A private forest in a Zamindari was treated as a reserve forest for certain purposes by the application of S. 26 and S. 32 of the Madras Forest Act. When the Forest Range Officer belonging to the Zamin and his watchers were driving cattle found grazing in the forest the accused rescued the cattle. It was held that the Zamindar was the occupier of the forest within S. 10 and the persons appointed by the Zamindar to be in charge of the forest were entitled to seize the cattle and, therefore, the accused were guilty under S. 24. Where cattle are found grazing on land in the occupation of its owner or occupier, it is not necessary that the owner or occupier, himself must physically seize and take the cattle to the pound, In re Sathirnalan, 1948 Mad WN 407 : AIR 1948 Mad 467.

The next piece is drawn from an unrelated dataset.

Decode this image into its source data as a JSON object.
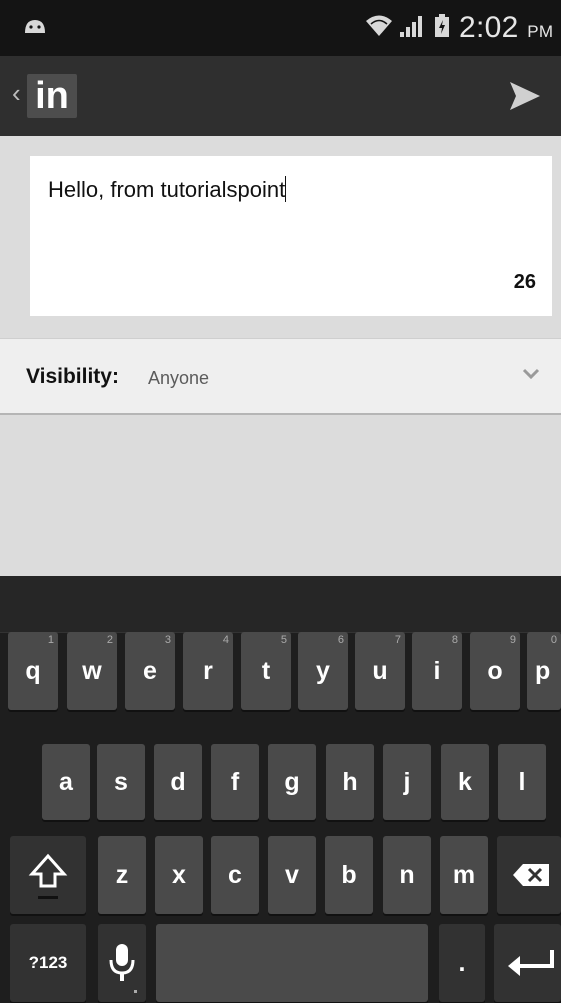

(12) The net result of this analysis is that the accused has been rightly convicted under S. 24 of the Cattle Trespass Act. As for beating with chappals both Courts below found the allegation to be true and therefore the conviction under S. 355 I.P.C. is also correct.
(13) In regard to the sentence the learned advocate Mr. Santhanam presses that this is a case where considerable reduction should be made in regard to the punishment, if I come to the conclusion that the accused has been rightly convicted under S. 24 of the Cattle Trespass Act and S. 355 I.P.C. There is much force in what he says. Having regard to the circumstances I consider that punishment under S. 24 of the Cattle Trespass Act may be reduced to a fine of Rs. 50/-, and the punishment under S. 355 I.P.C. may be reduced to a fine of Rs. 150/-. Out of the fine amounts collected a sum of Rs. 100/- will be paid as compensation to P.W. 4. The balance of the fine amount if any collected will be refunded to the revision petitioner.
(14) This revision is disposed of accordingly.